Publié le 4 février 2019

Après des années d’expérience en Ressources Humaines, elle livre ses conseils aux Réunionnais de retour sur l’île après une mobilité*. Cadre au Crédit Agricole de la Réunion, Corinne a bénéficié pendant trois ans, de l’opportunité de travailler dans une des filiales internationales du groupe en Italie. Elle nous décrit son expérience.


Pouvez-vous vous présenter ?

Corinne Loquin. Je suis née à Saint Pierre et j’ai grandi au Tampon jusqu’à mon bac scientifique. J’ai ensuite effectué une prépa à Tours avant d’étudier à l’Institut Commercial de Nancy, et de terminer mon cursus par un semestre Erasmus à Madrid. Ma première mobilité a donc été, comme pour nombre de Réunionnais, celle du départ après le Bac. Cela a été une expérience enrichissante même si elle a aussi été difficile, entre le rythme soutenu de travail, la nécessaire autonomie dans la gestion du quotidien et l’éloignement de la famille. En quelque sorte cette première expérience a été déterminante dans ma volonté de donner aujourd’hui à mes enfants, l’opportunité de découvrir un ailleurs « ensemble » et non pas seuls à 18 ans.

Qu’avez-vous fait après les études ?

J’ai travaillé plus de trois ans à Paris avant de revenir une première fois à La Réunion en 2001 pour prendre la responsabilité de l’équipe Communication Interne et Externe du Crédit Agricole Mutuel de La Réunion & Mayotte. A ce moment, j’ai perçu sur le marché du travail local un réel avantage en qualité de Réunionnaise de retour au pays après des études à l’extérieur. Les années d’expérience à Paris dans une société de dimension internationale ont fait la différence à l’embauche… Par la suite, j’ai pris la responsabilité de l’équipe Marketing et enfin des Ressources Humaines de janvier 2010 à mars 2015… Date à laquelle j’ai eu l’opportunité de poursuivre l’aventure avec le Groupe à l’international !

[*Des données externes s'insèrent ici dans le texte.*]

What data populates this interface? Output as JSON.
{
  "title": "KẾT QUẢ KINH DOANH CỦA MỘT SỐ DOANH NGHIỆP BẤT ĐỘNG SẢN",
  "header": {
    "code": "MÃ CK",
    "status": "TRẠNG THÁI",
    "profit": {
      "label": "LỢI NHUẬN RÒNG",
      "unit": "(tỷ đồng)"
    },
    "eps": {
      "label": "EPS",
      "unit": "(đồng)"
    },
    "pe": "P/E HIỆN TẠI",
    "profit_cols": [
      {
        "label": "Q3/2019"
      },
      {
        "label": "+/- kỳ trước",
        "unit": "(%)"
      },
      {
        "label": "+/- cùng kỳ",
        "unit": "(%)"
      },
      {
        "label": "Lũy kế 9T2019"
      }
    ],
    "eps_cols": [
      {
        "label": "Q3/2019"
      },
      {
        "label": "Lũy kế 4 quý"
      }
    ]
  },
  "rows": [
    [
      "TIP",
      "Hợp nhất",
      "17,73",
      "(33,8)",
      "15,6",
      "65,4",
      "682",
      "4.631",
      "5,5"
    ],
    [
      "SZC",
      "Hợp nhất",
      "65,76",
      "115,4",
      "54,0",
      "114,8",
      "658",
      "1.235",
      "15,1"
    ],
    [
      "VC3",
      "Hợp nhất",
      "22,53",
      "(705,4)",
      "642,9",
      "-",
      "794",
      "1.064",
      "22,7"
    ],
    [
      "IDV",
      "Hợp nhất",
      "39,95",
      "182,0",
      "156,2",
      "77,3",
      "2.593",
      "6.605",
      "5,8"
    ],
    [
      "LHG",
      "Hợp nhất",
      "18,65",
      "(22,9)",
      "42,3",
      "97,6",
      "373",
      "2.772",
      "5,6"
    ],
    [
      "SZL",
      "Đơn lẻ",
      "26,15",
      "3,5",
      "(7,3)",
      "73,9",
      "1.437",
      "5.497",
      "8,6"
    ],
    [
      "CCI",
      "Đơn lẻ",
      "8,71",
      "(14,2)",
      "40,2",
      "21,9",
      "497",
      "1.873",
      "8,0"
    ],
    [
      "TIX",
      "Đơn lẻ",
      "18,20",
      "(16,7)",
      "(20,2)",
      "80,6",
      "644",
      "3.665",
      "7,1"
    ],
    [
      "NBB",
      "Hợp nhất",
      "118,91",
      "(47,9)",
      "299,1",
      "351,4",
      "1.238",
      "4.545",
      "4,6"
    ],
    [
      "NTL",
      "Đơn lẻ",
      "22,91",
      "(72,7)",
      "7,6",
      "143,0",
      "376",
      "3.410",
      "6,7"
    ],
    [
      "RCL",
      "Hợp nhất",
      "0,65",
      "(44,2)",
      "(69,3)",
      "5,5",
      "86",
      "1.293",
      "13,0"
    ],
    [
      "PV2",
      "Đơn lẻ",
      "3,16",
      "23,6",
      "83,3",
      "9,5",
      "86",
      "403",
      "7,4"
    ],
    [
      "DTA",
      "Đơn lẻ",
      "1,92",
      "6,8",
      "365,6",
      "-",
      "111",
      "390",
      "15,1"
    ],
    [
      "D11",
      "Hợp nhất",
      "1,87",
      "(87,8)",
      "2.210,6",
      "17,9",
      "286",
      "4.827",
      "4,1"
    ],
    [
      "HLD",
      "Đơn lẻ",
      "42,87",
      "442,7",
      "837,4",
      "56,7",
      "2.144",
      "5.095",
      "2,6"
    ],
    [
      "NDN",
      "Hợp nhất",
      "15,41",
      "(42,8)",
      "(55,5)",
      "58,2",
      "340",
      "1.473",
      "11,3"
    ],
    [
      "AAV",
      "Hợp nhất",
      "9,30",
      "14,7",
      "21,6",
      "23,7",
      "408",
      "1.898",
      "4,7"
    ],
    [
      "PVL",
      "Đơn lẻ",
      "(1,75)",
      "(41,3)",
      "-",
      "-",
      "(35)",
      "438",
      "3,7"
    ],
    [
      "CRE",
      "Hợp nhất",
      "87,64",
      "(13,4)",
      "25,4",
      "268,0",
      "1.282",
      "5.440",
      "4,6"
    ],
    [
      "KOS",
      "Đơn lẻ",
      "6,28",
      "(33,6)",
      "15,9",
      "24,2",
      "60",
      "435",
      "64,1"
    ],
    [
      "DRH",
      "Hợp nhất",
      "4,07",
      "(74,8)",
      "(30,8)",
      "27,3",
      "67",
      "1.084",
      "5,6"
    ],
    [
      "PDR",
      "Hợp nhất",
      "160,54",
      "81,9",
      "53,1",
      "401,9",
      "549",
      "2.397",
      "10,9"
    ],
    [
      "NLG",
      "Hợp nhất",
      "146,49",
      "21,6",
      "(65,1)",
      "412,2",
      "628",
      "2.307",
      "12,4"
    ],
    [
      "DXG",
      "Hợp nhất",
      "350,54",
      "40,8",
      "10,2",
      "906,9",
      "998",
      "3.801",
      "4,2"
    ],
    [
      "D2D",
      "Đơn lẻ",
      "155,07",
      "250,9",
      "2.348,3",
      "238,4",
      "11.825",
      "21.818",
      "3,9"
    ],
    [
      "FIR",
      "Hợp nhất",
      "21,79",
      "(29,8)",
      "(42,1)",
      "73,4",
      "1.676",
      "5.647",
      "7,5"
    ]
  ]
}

Quelle était cette opportunité ?

En 2015 j’ai rejoint les équipes AGOS, filiale de Crédit Agricole Consumer Finance basée à Milan. Je suis tout d’abord arrivée pour une mission de 17 mois comme coordinatrice de leur programme de transformation managériale. Au final je suis restée trois ans et demi avec ma famille dans ce très beau pays. L’Italie est le deuxième marché domestique sur lequel le Groupe Crédit Agricole est implanté, avec plus de 12 000 collaborateurs dans différentes filiales. C’était donc une belle opportunité professionnelle mais aussi une formidable aventure personnelle et humaine.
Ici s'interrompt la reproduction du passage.